Jersey: Insolvency: Administration By The Back Door Over A Jersey Company?

Jersey's Royal Court has recently given guidance as to the manner in which it will exercise its discretion when being asked to issue a letter of request to the High Court of England and Wales seeking the appointment of an English administrator over a Jersey registered company.

In Harbour Fund II L.P. v ORB a.r.l. & Litigation Capital Funding [2016] JRC 171, the Royal Court held that the applicant's (Harbour) application for a letter of request to be issued to the English High Court for an administration order with respect to ORB a.r.l. (ORB), a Jersey company, failed on two grounds; namely that (1) ORB did not have a substantial connection with England and Wales and (2) it could not be proven to be in the interests of the creditor that an English law administration order be made in favour of the Jersey bankruptcy process known as désastre.

Insolvency in Jersey

The English law process of administration allows, amongst other things, an insolvent company to be rescued as a going concern. Jersey law has no equivalent to the English law administration process but has its own bankruptcy process of désastre whereby the Viscount will be appointed to realise the assets of the insolvent company for the benefit of creditors.
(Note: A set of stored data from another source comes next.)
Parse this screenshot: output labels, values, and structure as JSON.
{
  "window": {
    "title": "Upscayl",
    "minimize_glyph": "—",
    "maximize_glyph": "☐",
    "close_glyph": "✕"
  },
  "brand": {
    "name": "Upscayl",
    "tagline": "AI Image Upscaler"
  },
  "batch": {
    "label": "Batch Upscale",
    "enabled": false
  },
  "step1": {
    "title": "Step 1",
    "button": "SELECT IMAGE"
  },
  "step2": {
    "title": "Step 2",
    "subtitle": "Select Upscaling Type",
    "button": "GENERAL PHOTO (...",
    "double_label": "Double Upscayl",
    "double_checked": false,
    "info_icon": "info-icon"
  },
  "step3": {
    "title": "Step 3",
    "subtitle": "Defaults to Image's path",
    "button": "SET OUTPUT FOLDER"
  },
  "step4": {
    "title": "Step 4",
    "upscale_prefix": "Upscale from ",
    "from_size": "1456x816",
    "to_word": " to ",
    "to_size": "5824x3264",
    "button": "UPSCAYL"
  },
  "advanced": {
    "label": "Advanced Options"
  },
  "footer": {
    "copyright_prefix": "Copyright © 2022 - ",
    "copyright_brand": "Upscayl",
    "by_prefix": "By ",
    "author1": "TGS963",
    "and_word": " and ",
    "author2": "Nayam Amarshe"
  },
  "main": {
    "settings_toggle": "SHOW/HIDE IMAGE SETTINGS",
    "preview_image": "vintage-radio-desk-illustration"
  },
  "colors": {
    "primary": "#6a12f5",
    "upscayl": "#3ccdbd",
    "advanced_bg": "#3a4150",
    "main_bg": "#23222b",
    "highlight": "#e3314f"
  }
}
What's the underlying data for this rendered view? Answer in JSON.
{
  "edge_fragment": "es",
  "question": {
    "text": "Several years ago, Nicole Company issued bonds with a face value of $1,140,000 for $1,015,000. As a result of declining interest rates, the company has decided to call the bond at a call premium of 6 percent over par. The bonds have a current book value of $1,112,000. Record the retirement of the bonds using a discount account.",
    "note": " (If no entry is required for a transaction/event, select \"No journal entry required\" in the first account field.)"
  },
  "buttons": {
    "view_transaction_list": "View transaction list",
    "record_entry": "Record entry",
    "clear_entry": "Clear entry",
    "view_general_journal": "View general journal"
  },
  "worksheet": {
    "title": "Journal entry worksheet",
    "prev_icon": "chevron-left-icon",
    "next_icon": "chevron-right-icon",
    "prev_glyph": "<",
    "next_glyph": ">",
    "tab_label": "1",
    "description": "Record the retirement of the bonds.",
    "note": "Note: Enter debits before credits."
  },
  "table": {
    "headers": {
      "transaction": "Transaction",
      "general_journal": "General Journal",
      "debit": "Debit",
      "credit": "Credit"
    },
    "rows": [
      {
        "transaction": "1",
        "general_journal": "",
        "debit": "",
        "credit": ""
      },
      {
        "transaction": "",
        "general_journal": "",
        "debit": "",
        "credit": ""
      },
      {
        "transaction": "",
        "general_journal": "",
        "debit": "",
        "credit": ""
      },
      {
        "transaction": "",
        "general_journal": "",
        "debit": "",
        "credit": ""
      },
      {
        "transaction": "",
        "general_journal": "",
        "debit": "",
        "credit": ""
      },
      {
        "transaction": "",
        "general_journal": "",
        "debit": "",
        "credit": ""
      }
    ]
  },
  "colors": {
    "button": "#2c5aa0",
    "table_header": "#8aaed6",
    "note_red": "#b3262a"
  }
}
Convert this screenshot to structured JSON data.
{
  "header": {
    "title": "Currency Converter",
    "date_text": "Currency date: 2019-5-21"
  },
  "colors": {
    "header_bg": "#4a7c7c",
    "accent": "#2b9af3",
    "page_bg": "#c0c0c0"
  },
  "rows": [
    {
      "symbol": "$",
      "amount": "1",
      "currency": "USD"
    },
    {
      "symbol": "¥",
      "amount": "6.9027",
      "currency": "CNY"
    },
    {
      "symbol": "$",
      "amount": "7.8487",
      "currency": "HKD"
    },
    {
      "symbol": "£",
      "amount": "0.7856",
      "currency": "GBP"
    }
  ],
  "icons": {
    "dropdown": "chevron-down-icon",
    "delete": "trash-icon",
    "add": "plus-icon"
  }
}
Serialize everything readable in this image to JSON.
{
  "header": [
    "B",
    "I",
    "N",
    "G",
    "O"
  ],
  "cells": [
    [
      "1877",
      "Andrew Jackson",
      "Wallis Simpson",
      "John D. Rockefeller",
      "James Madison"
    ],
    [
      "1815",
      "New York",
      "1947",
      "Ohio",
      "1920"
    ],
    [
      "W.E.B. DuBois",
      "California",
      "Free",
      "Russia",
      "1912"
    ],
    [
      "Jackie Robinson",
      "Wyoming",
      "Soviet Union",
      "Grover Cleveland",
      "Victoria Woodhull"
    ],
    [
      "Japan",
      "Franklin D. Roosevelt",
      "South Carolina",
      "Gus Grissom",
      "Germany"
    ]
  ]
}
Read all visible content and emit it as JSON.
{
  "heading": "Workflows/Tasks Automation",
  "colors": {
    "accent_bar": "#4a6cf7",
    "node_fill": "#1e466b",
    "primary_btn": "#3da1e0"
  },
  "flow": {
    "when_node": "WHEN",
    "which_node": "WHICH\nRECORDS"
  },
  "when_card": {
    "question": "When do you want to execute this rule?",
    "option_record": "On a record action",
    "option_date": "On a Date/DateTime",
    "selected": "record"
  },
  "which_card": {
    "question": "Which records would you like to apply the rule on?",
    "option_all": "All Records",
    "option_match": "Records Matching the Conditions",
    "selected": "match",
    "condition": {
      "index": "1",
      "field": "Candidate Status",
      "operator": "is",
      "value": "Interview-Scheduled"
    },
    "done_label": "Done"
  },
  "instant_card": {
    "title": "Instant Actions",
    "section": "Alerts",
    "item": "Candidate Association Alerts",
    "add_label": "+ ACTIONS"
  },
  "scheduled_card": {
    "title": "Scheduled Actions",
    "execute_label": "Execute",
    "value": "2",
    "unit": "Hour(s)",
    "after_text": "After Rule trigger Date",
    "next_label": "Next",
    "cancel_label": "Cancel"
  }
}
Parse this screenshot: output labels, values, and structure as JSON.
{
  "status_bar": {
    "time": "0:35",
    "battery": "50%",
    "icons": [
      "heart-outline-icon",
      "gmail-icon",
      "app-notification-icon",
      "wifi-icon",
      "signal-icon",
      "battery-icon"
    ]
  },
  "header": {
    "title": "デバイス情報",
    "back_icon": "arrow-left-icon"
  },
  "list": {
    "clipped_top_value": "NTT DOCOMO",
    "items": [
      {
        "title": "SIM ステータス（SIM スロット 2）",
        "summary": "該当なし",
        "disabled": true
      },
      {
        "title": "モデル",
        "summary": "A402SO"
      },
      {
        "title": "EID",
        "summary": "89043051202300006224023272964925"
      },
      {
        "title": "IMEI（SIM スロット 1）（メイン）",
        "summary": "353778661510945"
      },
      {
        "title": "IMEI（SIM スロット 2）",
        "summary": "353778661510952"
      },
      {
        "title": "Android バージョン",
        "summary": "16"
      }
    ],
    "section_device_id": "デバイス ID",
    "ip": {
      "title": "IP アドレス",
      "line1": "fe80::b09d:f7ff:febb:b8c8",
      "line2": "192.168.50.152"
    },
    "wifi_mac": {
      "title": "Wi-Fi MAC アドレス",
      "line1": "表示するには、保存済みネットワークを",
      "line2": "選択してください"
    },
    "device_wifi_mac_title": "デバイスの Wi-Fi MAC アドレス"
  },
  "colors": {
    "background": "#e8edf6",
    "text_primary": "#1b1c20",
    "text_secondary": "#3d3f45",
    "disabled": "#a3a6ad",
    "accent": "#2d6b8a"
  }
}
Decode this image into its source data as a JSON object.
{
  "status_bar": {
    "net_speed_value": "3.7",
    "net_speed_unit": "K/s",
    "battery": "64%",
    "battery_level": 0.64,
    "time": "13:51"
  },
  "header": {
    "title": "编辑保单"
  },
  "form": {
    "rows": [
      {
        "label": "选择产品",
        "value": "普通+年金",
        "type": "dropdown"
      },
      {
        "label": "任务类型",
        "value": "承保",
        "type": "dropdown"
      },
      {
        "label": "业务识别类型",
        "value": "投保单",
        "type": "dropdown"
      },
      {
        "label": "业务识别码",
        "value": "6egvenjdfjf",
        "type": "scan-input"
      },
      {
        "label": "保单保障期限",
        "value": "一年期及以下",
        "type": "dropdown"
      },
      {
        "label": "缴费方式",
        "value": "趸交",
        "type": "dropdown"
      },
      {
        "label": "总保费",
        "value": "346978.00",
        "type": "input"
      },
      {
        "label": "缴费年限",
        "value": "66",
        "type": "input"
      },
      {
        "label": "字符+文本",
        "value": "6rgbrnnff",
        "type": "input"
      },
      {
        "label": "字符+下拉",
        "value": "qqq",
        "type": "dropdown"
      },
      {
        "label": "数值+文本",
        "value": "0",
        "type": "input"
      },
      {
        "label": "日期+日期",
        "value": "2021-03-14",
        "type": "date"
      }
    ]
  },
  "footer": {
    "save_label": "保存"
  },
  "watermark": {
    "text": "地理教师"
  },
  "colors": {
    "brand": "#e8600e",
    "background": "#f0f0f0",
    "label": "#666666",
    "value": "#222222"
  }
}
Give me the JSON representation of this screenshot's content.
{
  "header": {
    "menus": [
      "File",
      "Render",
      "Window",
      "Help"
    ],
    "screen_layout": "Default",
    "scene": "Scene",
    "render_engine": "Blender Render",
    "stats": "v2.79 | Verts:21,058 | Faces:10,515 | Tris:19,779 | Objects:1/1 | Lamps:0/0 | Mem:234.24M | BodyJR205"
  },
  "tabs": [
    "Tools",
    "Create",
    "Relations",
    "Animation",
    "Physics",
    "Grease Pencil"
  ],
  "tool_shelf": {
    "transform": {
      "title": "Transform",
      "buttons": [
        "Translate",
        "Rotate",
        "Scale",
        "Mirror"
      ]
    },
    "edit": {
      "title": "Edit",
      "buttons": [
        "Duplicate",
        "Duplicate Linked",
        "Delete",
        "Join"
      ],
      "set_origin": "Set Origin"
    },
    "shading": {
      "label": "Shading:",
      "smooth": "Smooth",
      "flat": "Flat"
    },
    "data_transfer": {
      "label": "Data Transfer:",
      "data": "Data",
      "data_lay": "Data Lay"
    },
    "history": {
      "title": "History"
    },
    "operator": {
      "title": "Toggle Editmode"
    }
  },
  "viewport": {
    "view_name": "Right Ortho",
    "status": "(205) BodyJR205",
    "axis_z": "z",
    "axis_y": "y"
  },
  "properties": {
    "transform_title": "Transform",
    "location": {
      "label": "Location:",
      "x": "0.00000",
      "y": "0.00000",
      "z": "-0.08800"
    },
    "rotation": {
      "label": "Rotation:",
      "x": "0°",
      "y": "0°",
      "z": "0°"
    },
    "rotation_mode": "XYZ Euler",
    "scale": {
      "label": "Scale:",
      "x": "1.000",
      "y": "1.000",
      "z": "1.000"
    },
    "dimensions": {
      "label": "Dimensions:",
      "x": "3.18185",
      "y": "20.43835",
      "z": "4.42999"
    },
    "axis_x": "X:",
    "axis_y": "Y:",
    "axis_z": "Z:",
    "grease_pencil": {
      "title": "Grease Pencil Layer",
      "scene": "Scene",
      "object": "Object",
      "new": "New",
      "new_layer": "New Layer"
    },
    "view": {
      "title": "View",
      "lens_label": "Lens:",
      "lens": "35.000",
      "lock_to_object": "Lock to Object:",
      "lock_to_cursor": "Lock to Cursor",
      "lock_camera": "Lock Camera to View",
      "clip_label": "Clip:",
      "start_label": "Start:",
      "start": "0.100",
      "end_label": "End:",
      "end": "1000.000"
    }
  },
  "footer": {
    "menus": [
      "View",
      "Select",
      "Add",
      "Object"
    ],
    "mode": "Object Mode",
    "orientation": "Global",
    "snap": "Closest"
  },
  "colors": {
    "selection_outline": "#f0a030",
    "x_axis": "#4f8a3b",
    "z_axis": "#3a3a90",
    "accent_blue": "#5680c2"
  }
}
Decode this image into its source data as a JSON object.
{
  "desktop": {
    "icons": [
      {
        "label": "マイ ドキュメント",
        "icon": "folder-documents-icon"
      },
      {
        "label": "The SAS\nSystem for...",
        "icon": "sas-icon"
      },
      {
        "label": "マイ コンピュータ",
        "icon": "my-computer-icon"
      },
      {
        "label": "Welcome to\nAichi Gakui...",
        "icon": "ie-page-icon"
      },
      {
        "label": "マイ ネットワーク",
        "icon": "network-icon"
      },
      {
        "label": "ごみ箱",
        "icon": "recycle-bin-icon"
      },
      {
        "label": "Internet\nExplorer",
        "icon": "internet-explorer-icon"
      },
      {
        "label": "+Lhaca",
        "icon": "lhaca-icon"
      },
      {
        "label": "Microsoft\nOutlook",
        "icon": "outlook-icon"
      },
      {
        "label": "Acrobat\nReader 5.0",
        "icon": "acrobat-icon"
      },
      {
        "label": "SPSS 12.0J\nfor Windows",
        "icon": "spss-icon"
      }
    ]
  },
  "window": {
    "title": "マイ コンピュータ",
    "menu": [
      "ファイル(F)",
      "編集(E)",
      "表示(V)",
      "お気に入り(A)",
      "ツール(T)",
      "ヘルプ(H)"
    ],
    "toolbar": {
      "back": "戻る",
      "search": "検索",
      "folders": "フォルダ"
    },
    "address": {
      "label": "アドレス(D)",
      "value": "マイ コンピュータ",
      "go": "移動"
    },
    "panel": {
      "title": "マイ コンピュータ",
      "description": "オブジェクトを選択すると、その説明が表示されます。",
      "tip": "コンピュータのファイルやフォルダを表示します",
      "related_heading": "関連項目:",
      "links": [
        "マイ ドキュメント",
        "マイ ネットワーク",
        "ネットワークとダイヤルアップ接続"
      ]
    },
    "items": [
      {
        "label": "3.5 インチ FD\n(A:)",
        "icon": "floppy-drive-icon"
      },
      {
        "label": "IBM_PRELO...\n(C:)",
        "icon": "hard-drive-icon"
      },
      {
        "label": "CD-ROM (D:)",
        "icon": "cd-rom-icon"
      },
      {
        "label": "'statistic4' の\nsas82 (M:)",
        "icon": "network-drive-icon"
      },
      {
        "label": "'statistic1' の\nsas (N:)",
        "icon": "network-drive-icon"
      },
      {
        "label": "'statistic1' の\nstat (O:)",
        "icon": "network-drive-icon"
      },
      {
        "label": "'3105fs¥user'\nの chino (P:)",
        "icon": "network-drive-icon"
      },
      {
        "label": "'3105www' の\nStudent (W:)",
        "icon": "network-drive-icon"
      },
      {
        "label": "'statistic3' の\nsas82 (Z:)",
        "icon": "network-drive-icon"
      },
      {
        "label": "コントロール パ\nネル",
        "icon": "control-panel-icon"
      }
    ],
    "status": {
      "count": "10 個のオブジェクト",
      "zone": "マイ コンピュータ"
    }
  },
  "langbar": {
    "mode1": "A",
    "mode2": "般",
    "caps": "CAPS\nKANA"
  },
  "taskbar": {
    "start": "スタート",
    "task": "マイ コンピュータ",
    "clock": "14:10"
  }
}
Nonetheless, the Royal Court does have the power, pursuant to its inherent jurisdiction and s 426 of the Insolvency Act 1986, to issue a letter of request to the High Court requesting that an English law administrator be appointed over an insolvent Jersey registered company, and it was upon this jurisdiction that Harbour sought to rely.

The Case

In determining whether to exercise its discretion to issue a letter of request, the Court must consider:

1. if it is in the interests of the creditors; or

2. if it is in the interests of the debtor; or

3. if it is in the public interest (albeit that this latter consideration is subordinate to the first two).

When applying this test, the Court was required to be satisfied that:

1. Harbour was a creditor of ORB with a liquidated claim; and

2. ORB was cash flow insolvent; and

3. ORB had assets within the jurisdiction of the High Court of England and Wales such that it could be said to have "a substantial connection with England".

The Court was satisfied on the first two points, namely that Harbour was a creditor of ORB and had a liquidated claim and that ORB was insolvent on the cash-flow basis. It was the third and final point that gave rise to problems.

Substantial connection?

ORB denied that the majority of its assets were in England and also denied that it had a substantial connection with that jurisdiction. In support of its application, Harbour provided the Court with evidence from an accountancy firm, identifying a number of properties in London; however, ORB's interest in those properties was not apparent and further, the majority of the assets listed by the accountancy firm were situated outside of England and Wales. As such, the Court was not satisfied that ORB had a "substantial connection" with England and Wales. The Court was also not satisfied that the interests of ORB's other creditors would be best served by the appointment of an English law administrator, particularly given the fact that the administrator would be required to ascertain the extent and precise location of ORB's assets in order to sell the same and that the administrator would likely be required to commence enforcement proceedings in other jurisdictions, including in Jersey. Harbour was not looking to rescue ORB as a going concern (if it were, the Court may have reached a different conclusion). Concerned to allow English administration to sneak in "through the back door", the Court concluded that an English administrator would be no better placed to realise ORB's assets than the Viscount in Jersey, if appointed under Jersey's domestic bankruptcy procedure. The application was therefore refused.


This was the first time that such an application had been refused by the Royal Court. In declining to exercise its discretion, the Royal Court has stressed the importance of considering domestic insolvency procedures before looking to apply a foreign process to a Jersey company. If there is no "substantial connection" with England, the Court has made clear that it is unlikely to issue a letter of request to the High Court for an administrator to be appointed in respect of a Jersey company.

The content of this article is intended to provide a general guide to the subject matter. Specialist advice should be sought about your specific circumstances.